Развитие отношений России с незападным миром, скорее всего, будет идти с учётом нескольких взаимосвязанных задач.
Первая задача – формирование относительно независимых от США и их союзников центров силы, обладающих высокой политической субъектностью. Данные центры силы не обязательно должны быть консолидированы в единый политический проект. Между ними могут сохраняться отдельные противоречия. Но самостоятельность в принятии принципиальных решений в области своей безопасности и развития – их сущностная объединяющая черта. Сама Россия вряд ли сможет в одиночку цементировать и консолидировать их. Но она показывает пример самой возможности бросить вызов политическому Западу в тех вопросах, которые считает для себя принципиальными. Далеко не все готовы идти тем же путём, но сам факт его наличия – событие глобального масштаба. Избегая навязывать миру идеологические постулаты, Россия умудрилась тем не менее создать нормативно значимый прецедент. Именно поэтому подавление «российского бунта» для Запада является вопросом принципиальным.

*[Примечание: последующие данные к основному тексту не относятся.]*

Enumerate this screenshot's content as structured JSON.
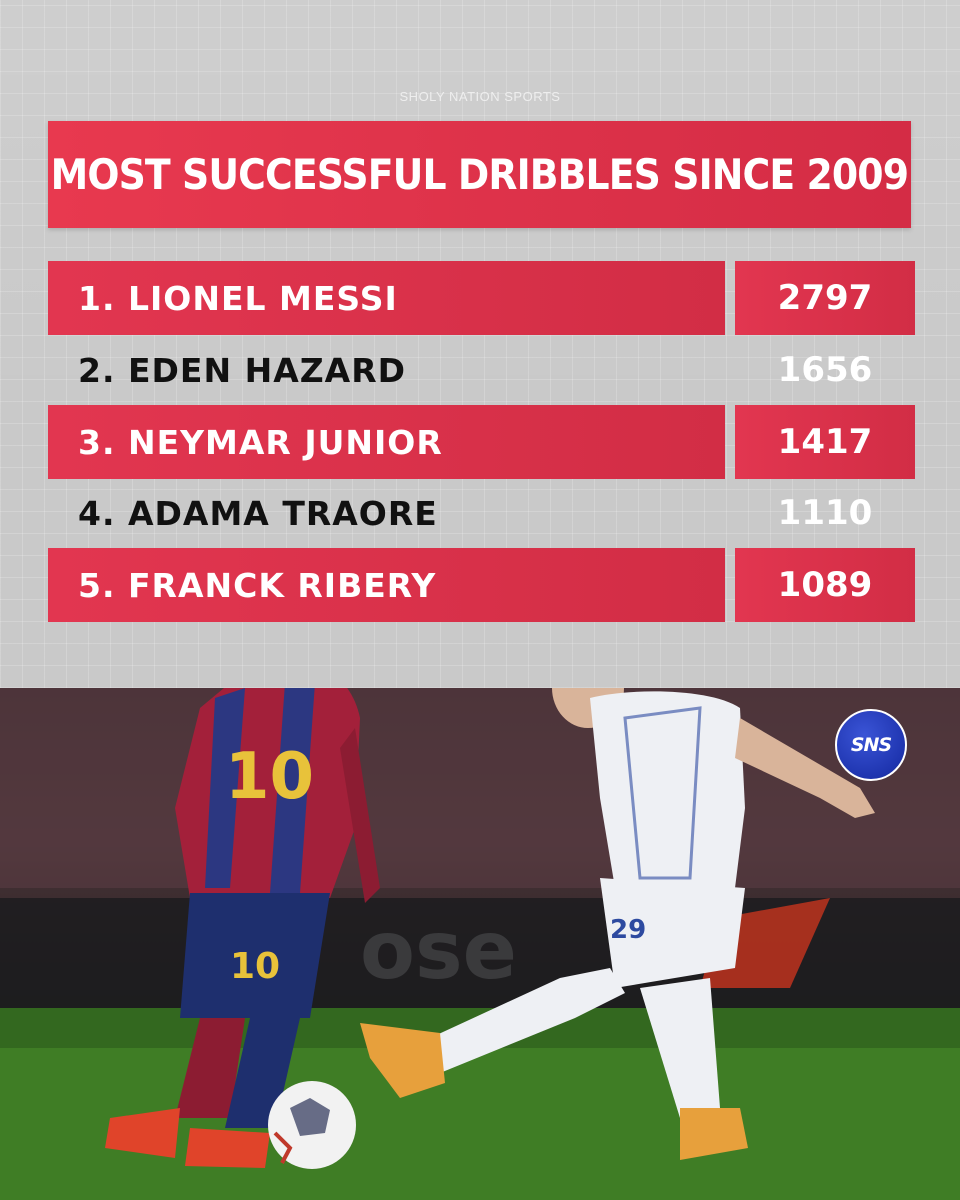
{
  "brand": "SHOLY NATION SPORTS",
  "title": "MOST SUCCESSFUL DRIBBLES SINCE 2009",
  "colors": {
    "accent": "#dc3249",
    "background": "#c9c9c9",
    "badge": "#1f35b0"
  },
  "rankings": [
    {
      "label": "1.  LIONEL MESSI",
      "value": "2797"
    },
    {
      "label": "2. EDEN HAZARD",
      "value": "1656"
    },
    {
      "label": "3. NEYMAR JUNIOR",
      "value": "1417"
    },
    {
      "label": "4. ADAMA TRAORE",
      "value": "1110"
    },
    {
      "label": "5. FRANCK RIBERY",
      "value": "1089"
    }
  ],
  "badge": "SNS",
  "shirt_number": "10",
  "opponent_number": "29",
  "sponsor_text": "ose"
}
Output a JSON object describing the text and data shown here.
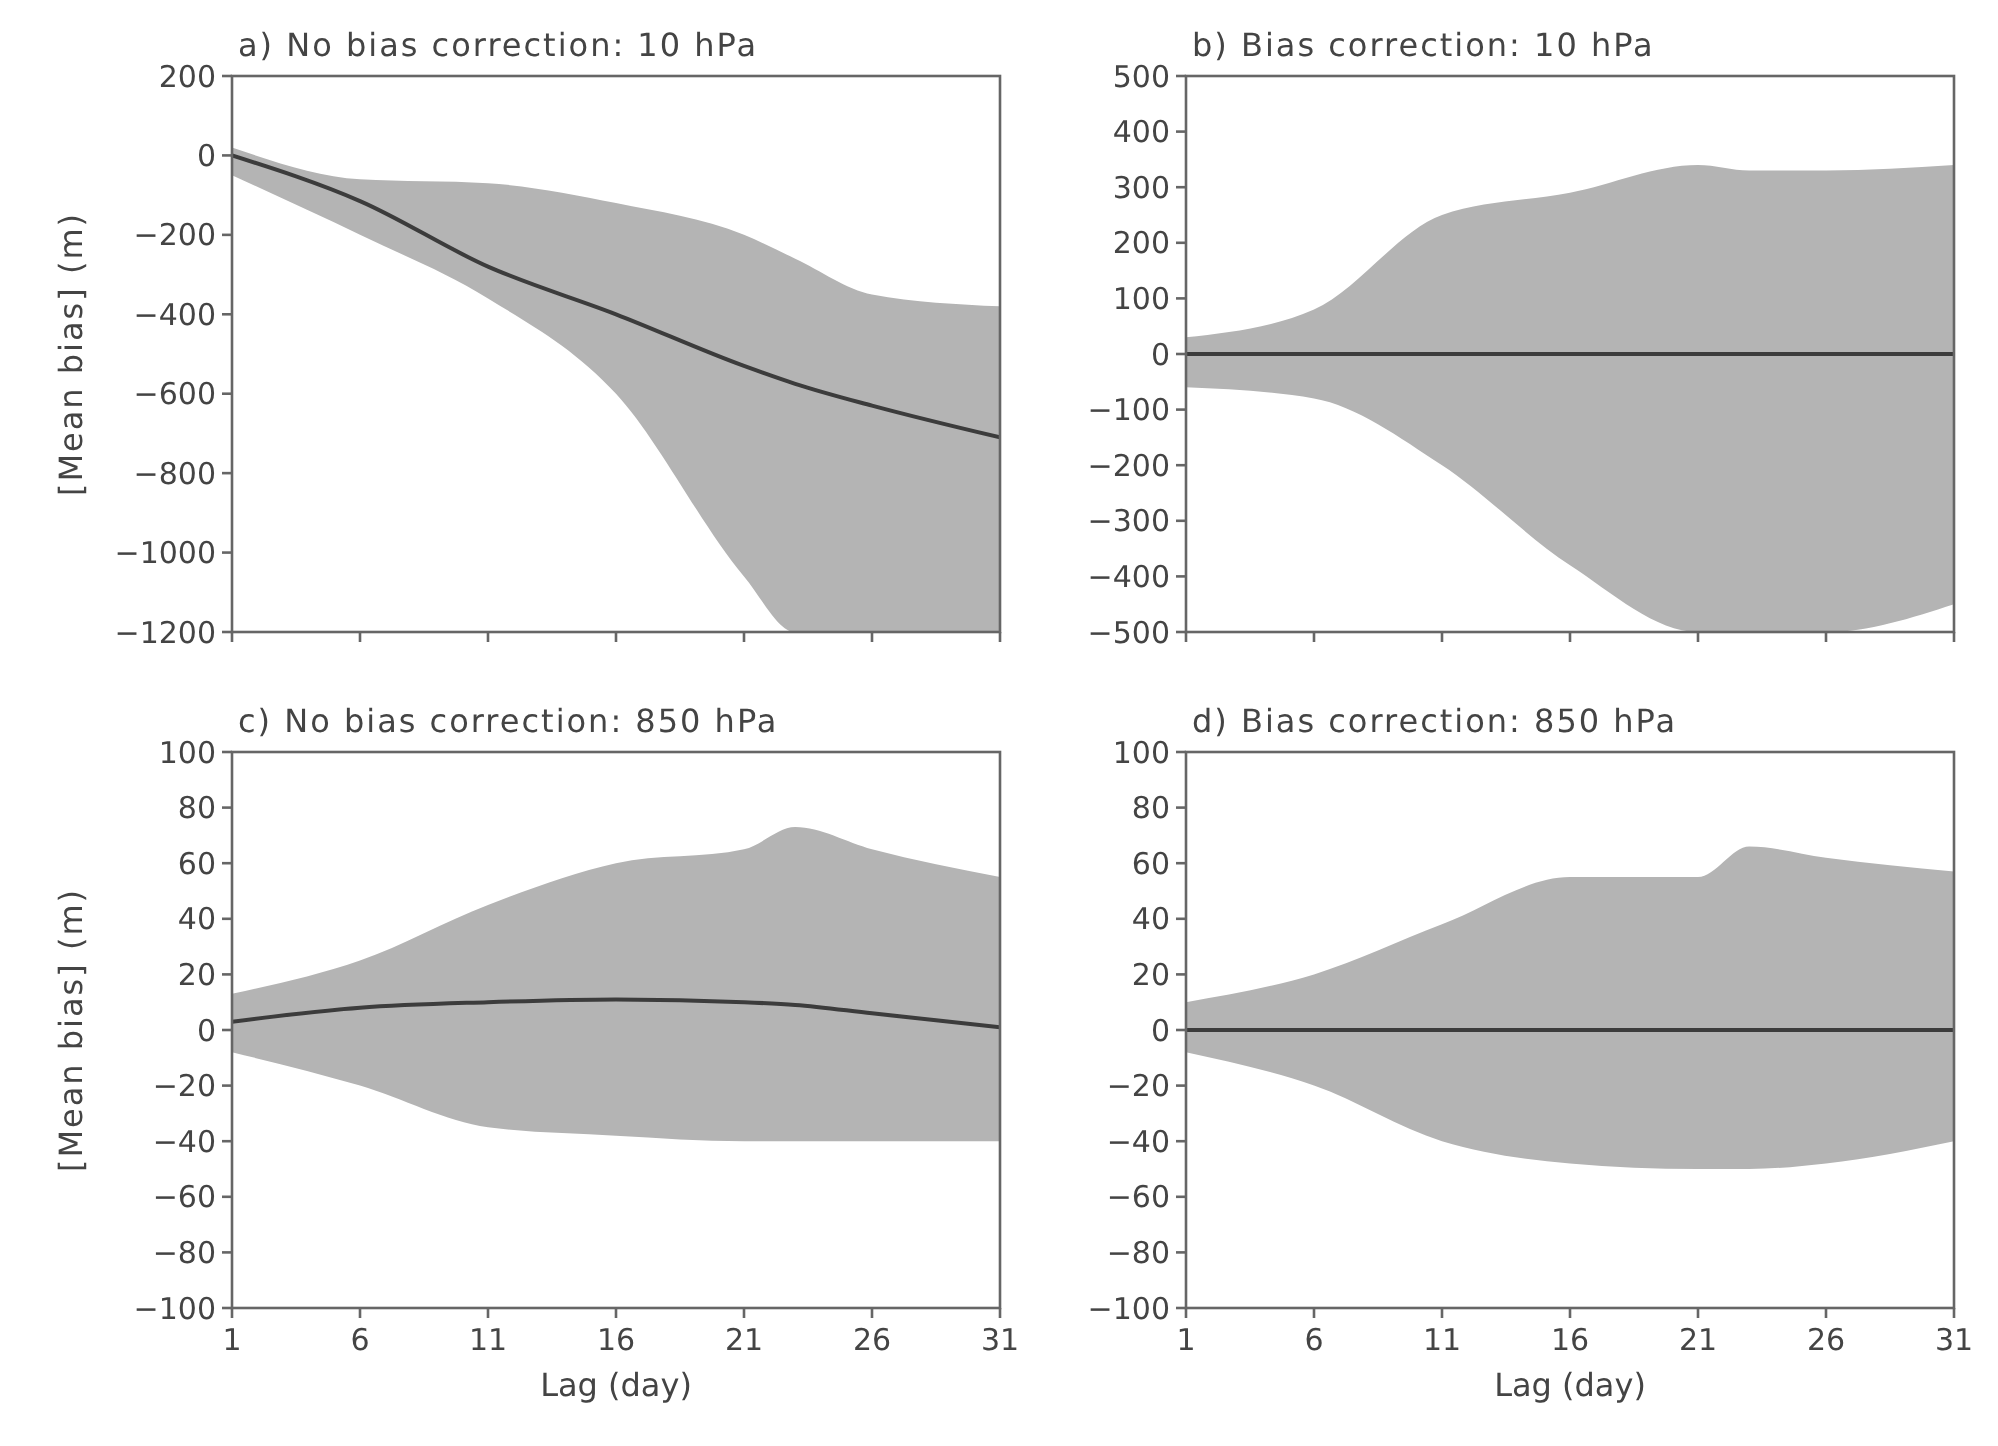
{
  "chart_data": [
    {
      "type": "line",
      "title": "a) No bias correction: 10 hPa",
      "ylabel": "[Mean bias] (m)",
      "x": [
        1,
        6,
        11,
        16,
        21,
        23,
        26,
        31
      ],
      "xlim": [
        1,
        31
      ],
      "xticks": [
        1,
        6,
        11,
        16,
        21,
        26,
        31
      ],
      "ylim": [
        -1200,
        200
      ],
      "yticks": [
        -1200,
        -1000,
        -800,
        -600,
        -400,
        -200,
        0,
        200
      ],
      "tick_labels": "y",
      "series": [
        {
          "color": "#3c3c3c",
          "values": [
            0,
            -115,
            -280,
            -400,
            -530,
            -575,
            -630,
            -710
          ],
          "lower": [
            -50,
            -200,
            -360,
            -600,
            -1060,
            -1200,
            -1200,
            -1200
          ],
          "upper": [
            20,
            -60,
            -70,
            -120,
            -200,
            -260,
            -350,
            -380
          ]
        }
      ]
    },
    {
      "type": "line",
      "title": "b) Bias correction: 10 hPa",
      "x": [
        1,
        6,
        11,
        16,
        21,
        23,
        26,
        31
      ],
      "xlim": [
        1,
        31
      ],
      "xticks": [
        1,
        6,
        11,
        16,
        21,
        26,
        31
      ],
      "ylim": [
        -500,
        500
      ],
      "yticks": [
        -500,
        -400,
        -300,
        -200,
        -100,
        0,
        100,
        200,
        300,
        400,
        500
      ],
      "tick_labels": "y",
      "series": [
        {
          "color": "#3c3c3c",
          "values": [
            0,
            0,
            0,
            0,
            0,
            0,
            0,
            0
          ],
          "lower": [
            -60,
            -80,
            -200,
            -380,
            -500,
            -500,
            -500,
            -450
          ],
          "upper": [
            30,
            80,
            250,
            290,
            340,
            330,
            330,
            340
          ]
        }
      ]
    },
    {
      "type": "line",
      "title": "c) No bias correction: 850 hPa",
      "ylabel": "[Mean bias] (m)",
      "xlabel": "Lag (day)",
      "x": [
        1,
        6,
        11,
        16,
        21,
        23,
        26,
        31
      ],
      "xlim": [
        1,
        31
      ],
      "xticks": [
        1,
        6,
        11,
        16,
        21,
        26,
        31
      ],
      "ylim": [
        -100,
        100
      ],
      "yticks": [
        -100,
        -80,
        -60,
        -40,
        -20,
        0,
        20,
        40,
        60,
        80,
        100
      ],
      "series": [
        {
          "color": "#3c3c3c",
          "values": [
            3,
            8,
            10,
            11,
            10,
            9,
            6,
            1
          ],
          "lower": [
            -8,
            -20,
            -35,
            -38,
            -40,
            -40,
            -40,
            -40
          ],
          "upper": [
            13,
            25,
            45,
            60,
            65,
            73,
            65,
            55
          ]
        }
      ]
    },
    {
      "type": "line",
      "title": "d) Bias correction: 850 hPa",
      "xlabel": "Lag (day)",
      "x": [
        1,
        6,
        11,
        16,
        21,
        23,
        26,
        31
      ],
      "xlim": [
        1,
        31
      ],
      "xticks": [
        1,
        6,
        11,
        16,
        21,
        26,
        31
      ],
      "ylim": [
        -100,
        100
      ],
      "yticks": [
        -100,
        -80,
        -60,
        -40,
        -20,
        0,
        20,
        40,
        60,
        80,
        100
      ],
      "series": [
        {
          "color": "#3c3c3c",
          "values": [
            0,
            0,
            0,
            0,
            0,
            0,
            0,
            0
          ],
          "lower": [
            -8,
            -20,
            -40,
            -48,
            -50,
            -50,
            -48,
            -40
          ],
          "upper": [
            10,
            20,
            38,
            55,
            55,
            66,
            62,
            57
          ]
        }
      ]
    }
  ]
}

Третья задача – обеспечение безопасности на западном направлении. Конфликт с Западом резко снизил безопасность России. На западных границах мы имеем дело с мощным, технологически развитым и консолидированным блоком. Его военная сила будет расти и концентрироваться в направлении России. Военная ситуация на Украине будет определять дальнейшую динамику угроз. Реальной становится перспектива открытого военного столкновения России и НАТО. Предотвращение подобного сценария уже превратилось в ключевой военно-политический приоритет, ведущую роль в котором играет военный, а не дипломатический фактор. Предпосылок дипломатического решения конфликта на Украине пока не просматривается. Если предположить достижение мирного соглашения или соглашения о прекращении огня, то встанет проблема устойчивости такого соглашения. Опыт Минска-2 показал, что оно может стать прикрытием для подготовки к очередной фазе конфликта, о чём прямо заявляли некоторые европейские лидеры.
В наших отношениях с «мировым большинством» отсутствует сходная культурная общность. Но это не мешает установлению прагматичных отношений. Значит ли это, что культурная дистанция будет вечно оставаться большой? Нет. Потребуется наращивание наших культурных компетенций в работе с самыми разными незападными странами. Цивилизационное разнообразие здесь потрясает воображение. У России есть уникальные школы китаеведения, арабистики, индологии и многих других направлений. Но имеющихся заделов крайне мало для задач полноценного поворота. Для нас нормально владеть европейскими языками, мы впитали в себя европейскую литературу, мы более или менее понимаем человека европейской культуры при всём разнообразии Запада. Вместе с тем, мы ничтожно мало знаем о литературе, культуре и менталитетах дружественных нам стран. Для полноценного поворота нам потребуются десятки школ, подобных ИСАА, не говоря о языковых средних школах. Без таких компетенций работать в толще китайского, индийского и многих других обществ будет крайне сложно, если вообще возможно.
Одновременно придётся учитывать и то, что у дружественных нам стран «мирового большинства» есть свои национальные интересы. Они вряд ли будут жертвовать ими просто ради дружбы с Россией. Всякий раз мы будем сталкиваться с набором требований и запросов, которые далеко не во всём будут выгодны нам самим.
У многих незападных стран сохраняются тесные отношения с Западом. Немалое их число всё ещё выигрывает от западноцентричной глобализации, пусть этот выигрыш в ряде случаев и является инерционным. Более того, многие ведут модернизацию по западному образцу, сохраняя своё культурное своеобразие, и, по возможности, политический суверенитет, но не стесняясь брать стандарты в области экономики, производства, менеджмента, образования, науки, технологий и много другого. Выстраивая модернизационные связи с дружественными странами, мы вполне можем оказаться в ситуации, когда отдельные западные модели вновь придут к нам через Восток, подобно тому как идеи Аристотеля пришли в средневековую Европу через арабских комментаторов.